The report was issued following SDP's release of its financial results for the year ended June 30, 2018 (FY18), which saw net profit drop 50.71% to RM1.73 billion from RM3.51 billion a year ago, on weaknesses in upstream plantations business, consisting of crude palm oil and palm kernel sales.
As for the operations in Liberia, Moody's said SDP is exploring various options, which include "collaborating with other domestic palm oil companies or selling the business outright".
In 2011, SDP made its foray into Liberia after it inked a 63-year concession agreement to develop 220,000 ha of land in four areas — Grand Cape Mount, Bomi, Gbarpolu and Bong — and turn them into oil palm and rubber plantations.
Over the next 12 months, Moody's said SDP is likely to increase its current debt pile, which stood at RM6.49 billion as at end-June after a reduction of RM2.9 billion in FY18, to fund for future cash needs.
"SDP's cash balance, along with projected cash flow from operations, will not be sufficient to meet its cash needs, including scheduled debt maturities, capital spending and dividends," added the rating agency.
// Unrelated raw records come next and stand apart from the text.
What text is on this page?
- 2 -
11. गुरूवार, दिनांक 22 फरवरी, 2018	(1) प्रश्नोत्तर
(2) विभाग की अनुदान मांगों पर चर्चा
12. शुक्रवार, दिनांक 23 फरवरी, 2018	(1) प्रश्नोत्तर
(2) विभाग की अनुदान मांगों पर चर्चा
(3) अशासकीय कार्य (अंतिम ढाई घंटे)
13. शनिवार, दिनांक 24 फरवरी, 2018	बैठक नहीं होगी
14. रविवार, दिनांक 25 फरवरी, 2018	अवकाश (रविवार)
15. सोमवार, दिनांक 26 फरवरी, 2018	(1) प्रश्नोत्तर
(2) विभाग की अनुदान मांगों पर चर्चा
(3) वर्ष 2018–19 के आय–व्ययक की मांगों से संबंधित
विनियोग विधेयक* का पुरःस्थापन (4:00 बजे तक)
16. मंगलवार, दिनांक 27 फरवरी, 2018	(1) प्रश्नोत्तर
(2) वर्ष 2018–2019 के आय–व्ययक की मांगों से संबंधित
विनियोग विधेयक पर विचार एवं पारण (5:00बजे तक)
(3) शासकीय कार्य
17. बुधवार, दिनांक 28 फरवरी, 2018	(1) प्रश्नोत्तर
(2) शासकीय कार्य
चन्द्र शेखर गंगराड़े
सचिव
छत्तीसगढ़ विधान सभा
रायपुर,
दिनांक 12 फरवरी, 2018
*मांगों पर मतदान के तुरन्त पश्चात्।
If required, it said SDP could roll over its short-term obligations as the plantation firm enjoys superior access to funding from domestic and international banks.
Moody's observed that the move to incur additional borrowing followed SDP's announcement to fork out RM491 million and pay its shareholders with a special dividend of 3 sen per share, which is on top of the proposed final dividend totalling RM544 million.
"The special dividend is credit negative as it will increase the company's cash needs over the next 12 months," it said.
"However, the cash outflow for dividends will be lower than total dividends declared because SDP plans to establish a dividend reinvestment plan, which allows shareholders to reinvest their cash dividends into additional shares," it added.
Going forward, Moody's expect SDP's upstream to continue to drive earnings and generate an annual profit before interest and tax (PBIT) of RM1.7 billion in the next two financial years, which is based on the crude palm oil price assumption of RM2,300 per tonne.
"While downstream operations, which include bulk refineries, specialty fats, and oleochemicals, continue to grow, SDP's upstream operations will contribute more than three quarters of total PBIT over the next two years," it added.